Wednesday, April 8, 2009
BOOK REVIEW: The Woman in the Dunes
砂の女 (Suna no onna)
Author:
Kobo Abe
Publisher:
Vintage International
256 pages
ISBN: 0679733787
Originally published: 1962
Reviewed by Eric Evans
Kobo Abé's "Woman In The Dunes" is a low-budget producer's dream--a story that takes place in essentially one room with two actors. The only major prop expense? Sand. Good thing Hiroshi Teshigahara got hold of the story (below left) before Roger Corman could. Imagine the professor from "Gilligan's Island" starring in an adaptation of this, opposite any of a dozen bland b-movie starlets?
Seriously, now.
Niki Junpei is a teacher in early middle age who cares for little other than his hobby, which is observing and cataloguing insects--primarily beetles. On a trip to the seashore to search for a new variety of sand beetle, Junpei misses the last bus back and is invited to stay overnight in the small, peculiar village embedded in the dunes. Delighted at the prospect of inexpensive hospitality he agrees, and climbs down a rope ladder into a sand pit to a small ramshackle house owned by a quiet widow. He is fed a simple supper of fish soup and falls asleep. In the morning, he finds the rope ladder gone, and his host--a woman of roughly his own age--laying on a tatami, nude but for the towel covering her face. What unfolds is a horror story of sorts: no bogeyman chases our protagonist, but the existential dread that creeps in like grains of sand through a loose-beamed roof is a fate just as cold and certain. Junpei learns that he must join the woman in her nightly duties of digging, sweeping, and shoveling away sand from her house, like it or not. He can't leave, for there is no escape up the sheer sand walls of the pit; he can't stop, or he'll be engulfed by the ever-advancing dunes. He must choose how best to cope with an untenable situation; initially nonplussed, and goes through a number of attempts to free himself, which comprise the bulk of the book. These efforts fall between heroic and pathetic.

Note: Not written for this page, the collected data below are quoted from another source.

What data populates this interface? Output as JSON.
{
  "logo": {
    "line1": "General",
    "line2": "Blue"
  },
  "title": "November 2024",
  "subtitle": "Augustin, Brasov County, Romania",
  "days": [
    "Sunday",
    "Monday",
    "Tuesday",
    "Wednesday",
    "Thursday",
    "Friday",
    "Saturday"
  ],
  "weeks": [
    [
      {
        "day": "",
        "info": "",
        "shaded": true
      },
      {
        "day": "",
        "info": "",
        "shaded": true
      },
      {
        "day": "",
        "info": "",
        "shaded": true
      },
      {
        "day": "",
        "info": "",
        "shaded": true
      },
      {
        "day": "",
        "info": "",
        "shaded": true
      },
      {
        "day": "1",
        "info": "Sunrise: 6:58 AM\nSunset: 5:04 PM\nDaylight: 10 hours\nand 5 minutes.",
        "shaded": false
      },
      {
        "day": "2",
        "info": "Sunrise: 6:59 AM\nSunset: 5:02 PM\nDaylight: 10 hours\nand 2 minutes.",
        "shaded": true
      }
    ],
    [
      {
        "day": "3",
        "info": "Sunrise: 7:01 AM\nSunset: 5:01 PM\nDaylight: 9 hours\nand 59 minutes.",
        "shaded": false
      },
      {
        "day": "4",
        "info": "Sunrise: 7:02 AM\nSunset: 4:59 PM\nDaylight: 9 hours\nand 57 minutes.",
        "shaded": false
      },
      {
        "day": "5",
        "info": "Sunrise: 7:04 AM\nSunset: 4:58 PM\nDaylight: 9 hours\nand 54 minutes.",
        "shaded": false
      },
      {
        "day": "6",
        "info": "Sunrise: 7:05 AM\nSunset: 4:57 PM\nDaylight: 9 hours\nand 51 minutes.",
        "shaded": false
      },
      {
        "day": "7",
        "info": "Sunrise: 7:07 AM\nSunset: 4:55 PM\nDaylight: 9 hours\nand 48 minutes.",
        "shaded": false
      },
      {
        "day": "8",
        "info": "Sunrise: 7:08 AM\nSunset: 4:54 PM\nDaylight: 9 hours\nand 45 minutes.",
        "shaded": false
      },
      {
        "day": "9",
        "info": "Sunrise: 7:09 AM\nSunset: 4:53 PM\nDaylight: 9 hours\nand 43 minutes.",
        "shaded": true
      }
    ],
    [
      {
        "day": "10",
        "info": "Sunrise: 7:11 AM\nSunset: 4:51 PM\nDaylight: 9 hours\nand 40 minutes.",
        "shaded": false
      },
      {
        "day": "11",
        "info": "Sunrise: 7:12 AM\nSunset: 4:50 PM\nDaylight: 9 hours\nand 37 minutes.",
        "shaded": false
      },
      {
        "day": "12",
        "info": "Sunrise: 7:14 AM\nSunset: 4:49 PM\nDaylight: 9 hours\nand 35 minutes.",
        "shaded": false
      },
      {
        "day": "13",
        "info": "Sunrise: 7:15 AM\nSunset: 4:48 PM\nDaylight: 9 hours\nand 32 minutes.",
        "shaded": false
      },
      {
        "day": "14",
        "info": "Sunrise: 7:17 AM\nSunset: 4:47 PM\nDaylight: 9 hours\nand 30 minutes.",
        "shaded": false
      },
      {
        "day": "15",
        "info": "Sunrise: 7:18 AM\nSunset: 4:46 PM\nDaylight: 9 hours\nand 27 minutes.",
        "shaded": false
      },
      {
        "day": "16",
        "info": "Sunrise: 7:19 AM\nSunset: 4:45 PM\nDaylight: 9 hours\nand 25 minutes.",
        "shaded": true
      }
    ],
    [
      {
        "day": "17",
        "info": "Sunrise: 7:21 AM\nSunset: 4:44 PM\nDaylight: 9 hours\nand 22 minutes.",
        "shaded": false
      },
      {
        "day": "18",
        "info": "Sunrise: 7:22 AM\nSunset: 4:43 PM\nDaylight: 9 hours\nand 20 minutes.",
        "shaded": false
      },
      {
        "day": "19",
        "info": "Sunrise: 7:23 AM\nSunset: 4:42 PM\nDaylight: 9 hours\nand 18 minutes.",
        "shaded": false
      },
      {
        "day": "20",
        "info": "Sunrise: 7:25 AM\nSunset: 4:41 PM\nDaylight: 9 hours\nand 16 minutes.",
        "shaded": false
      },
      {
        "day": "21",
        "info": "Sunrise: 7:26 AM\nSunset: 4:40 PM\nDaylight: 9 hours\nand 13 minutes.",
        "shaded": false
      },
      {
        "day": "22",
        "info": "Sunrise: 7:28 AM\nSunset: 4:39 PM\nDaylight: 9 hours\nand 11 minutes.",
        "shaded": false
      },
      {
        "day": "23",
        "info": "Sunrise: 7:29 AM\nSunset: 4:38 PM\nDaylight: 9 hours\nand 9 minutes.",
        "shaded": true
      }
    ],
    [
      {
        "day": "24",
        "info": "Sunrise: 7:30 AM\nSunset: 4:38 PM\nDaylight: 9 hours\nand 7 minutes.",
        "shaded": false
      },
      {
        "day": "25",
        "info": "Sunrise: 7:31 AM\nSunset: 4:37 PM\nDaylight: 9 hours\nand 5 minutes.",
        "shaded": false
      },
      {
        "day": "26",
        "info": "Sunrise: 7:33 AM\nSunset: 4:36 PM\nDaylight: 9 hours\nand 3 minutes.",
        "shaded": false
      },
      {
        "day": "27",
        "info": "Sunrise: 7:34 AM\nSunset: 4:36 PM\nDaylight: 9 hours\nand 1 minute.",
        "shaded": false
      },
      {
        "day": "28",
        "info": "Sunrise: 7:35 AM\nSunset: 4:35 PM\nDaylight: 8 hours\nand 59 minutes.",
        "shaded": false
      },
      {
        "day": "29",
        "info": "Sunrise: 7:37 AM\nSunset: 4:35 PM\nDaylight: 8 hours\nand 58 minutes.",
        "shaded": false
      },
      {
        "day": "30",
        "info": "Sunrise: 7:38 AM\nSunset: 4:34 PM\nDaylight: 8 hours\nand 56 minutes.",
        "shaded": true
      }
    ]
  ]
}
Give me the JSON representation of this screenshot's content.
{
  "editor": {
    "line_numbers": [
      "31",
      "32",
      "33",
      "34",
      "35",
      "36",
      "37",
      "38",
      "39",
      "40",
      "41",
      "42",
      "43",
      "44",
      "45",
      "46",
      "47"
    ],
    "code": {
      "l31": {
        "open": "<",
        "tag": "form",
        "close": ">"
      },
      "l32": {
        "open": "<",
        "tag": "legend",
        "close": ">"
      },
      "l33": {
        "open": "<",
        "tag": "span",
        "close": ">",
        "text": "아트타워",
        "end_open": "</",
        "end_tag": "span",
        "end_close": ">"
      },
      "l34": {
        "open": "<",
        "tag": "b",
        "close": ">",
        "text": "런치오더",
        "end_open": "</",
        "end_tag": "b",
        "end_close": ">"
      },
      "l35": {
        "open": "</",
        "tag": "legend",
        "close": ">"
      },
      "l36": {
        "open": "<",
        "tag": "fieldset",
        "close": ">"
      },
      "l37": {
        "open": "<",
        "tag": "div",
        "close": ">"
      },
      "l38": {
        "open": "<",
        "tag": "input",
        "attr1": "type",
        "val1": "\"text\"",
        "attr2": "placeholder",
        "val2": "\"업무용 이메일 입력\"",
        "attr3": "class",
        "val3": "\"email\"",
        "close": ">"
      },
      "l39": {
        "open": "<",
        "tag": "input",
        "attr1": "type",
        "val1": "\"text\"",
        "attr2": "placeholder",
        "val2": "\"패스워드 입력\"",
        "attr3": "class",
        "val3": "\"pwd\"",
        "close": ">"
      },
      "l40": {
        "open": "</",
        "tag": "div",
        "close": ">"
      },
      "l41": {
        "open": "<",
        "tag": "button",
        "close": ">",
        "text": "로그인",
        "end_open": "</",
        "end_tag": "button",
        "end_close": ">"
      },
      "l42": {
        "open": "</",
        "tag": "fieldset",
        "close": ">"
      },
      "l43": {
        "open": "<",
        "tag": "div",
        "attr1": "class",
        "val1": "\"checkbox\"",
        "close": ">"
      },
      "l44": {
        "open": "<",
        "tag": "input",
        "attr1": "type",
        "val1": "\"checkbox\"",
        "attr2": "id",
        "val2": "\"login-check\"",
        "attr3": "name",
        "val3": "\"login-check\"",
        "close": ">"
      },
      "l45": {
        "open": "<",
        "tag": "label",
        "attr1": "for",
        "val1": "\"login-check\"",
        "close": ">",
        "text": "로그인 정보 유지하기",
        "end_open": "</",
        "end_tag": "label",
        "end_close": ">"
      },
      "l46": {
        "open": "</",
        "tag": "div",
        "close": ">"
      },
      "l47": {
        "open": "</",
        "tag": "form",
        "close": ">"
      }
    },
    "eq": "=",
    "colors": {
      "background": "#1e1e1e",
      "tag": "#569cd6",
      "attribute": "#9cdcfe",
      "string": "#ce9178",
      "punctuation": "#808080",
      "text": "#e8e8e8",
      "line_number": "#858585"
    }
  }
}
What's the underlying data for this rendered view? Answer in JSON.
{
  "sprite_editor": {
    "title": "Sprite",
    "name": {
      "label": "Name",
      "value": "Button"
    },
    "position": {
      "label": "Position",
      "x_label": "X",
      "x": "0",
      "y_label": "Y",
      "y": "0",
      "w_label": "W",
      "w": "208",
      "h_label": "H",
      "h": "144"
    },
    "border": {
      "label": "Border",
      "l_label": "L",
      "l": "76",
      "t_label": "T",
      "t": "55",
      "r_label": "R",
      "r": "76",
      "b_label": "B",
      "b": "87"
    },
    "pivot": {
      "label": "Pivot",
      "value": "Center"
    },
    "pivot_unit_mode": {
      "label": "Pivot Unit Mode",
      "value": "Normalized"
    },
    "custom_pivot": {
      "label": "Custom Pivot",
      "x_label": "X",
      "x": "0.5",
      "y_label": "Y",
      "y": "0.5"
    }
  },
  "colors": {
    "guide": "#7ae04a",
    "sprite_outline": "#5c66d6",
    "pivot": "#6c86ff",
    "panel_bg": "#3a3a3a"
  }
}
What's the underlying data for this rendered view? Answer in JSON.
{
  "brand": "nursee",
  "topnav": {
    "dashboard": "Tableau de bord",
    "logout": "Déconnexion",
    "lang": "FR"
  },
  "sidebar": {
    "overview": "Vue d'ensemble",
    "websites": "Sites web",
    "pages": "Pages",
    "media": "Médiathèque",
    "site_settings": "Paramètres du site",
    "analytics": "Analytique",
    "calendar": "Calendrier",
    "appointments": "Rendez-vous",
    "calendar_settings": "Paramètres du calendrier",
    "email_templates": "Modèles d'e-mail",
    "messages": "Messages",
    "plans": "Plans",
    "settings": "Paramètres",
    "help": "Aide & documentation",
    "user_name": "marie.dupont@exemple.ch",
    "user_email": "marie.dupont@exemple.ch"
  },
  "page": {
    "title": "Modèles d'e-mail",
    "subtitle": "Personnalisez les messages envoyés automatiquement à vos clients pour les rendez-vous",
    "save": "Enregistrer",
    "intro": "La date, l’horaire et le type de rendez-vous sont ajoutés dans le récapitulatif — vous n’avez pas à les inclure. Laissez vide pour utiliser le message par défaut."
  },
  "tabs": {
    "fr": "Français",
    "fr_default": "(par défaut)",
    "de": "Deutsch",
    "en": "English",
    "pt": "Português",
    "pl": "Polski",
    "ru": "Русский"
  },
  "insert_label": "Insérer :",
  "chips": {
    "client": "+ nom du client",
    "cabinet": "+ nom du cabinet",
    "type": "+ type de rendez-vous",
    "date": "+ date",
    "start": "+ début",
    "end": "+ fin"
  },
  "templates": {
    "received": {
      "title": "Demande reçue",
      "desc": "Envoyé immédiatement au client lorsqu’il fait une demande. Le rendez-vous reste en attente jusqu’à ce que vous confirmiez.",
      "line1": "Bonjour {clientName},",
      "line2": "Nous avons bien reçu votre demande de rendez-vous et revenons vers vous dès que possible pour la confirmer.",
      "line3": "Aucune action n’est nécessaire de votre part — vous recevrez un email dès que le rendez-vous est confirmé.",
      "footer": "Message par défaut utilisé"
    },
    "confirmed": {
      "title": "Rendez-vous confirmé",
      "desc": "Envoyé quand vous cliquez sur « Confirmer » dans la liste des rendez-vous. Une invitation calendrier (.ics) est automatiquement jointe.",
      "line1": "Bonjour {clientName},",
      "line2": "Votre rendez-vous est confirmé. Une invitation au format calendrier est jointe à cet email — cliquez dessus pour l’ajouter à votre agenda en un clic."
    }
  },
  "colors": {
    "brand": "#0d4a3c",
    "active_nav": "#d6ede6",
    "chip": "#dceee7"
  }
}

I was initially struck by the book's similarities to the Hermann Hesse and Thomas Mann novels I read in college. Like Hesse, Abé (below right) creates a kind of myth or parable which invites interpretation. Unlike Hesse, Abe's work stands as a reasonably compelling narrative without any existential introspection. At its simplest, it's a less hobbling version of Stephen King's "Misery" (for which it seemingly must have been an inspiration), or perhaps a low-tech version of the island from "The Prisoner". If you choose to read "Woman In The Dunes" as a straightforward narrative you could, but you will find that none of the characters are sympathetic. They have motives you can understand, but there's no effort to connect you with any of their personalities. Much like Junpei observing insects, the reader sees these characters move and interact and such, but there is no more empathy between the reader and the characters than there could be between a human and a beetle. It's an almost unthinkable situation and one that's difficult to imagine oneself in, especially if it represents the futility of our everyday lives. Especially then.
So then, how to proceed? Abé's sand world could refer to Western capitalism (work your whole life just to maintain your current status, essentially treading water until you sink) or the endless, pointless struggle of life itself outside of any system (Sisyphus pushing his rock uphill just to see it roll back down again; subsistence farming that requires season after season of labor to produce enough food to survive, but only just). Regardless of the ideology you attach to it, the story is about the dehumanization of man in the face of industry. (Junpei even loses his physical identity in the form of his own reflection--no mirror could survive the harsh sandy conditions. There is no room for vanity or self in the world of futility Abé creates.) That Junpei can find some solace in the arms of his captor/co-prisoner is either poetic or cold comfort, depending on how full or empty your glass is.
The writing is elegant. I'm forced to assume that the translation by E. Dale Saunders reflects not only the content but also the style of the source work. I suspect it must, if only because the dialogue, stylistically, is so similar to so many other Japanese authors I've read in translation. From Seicho Matsumoto's "Inspector Imanishi Investigates" to Haruki Murakami's short stories, the dialog always seems clipped or sparse when compared to, say, French literature. Barring a strange courtroom dream sequence late in the book, characters speak directly to their points… when they speak at all. But the descriptions are vivid and the narrative is deliberate but never slow. If you seek out novels to transport you to another time or place, "Woman In The Dunes" will foot the bill, though the trip is nasty and the destination is unpleasant. Although I found it engrossing and well written, I can't say I enjoyed reading the book. I'm glad to have read it and I'd recommend it both as existential novel and as a piece of almost uniquely Japanese literature, but I ultimately found it depressing.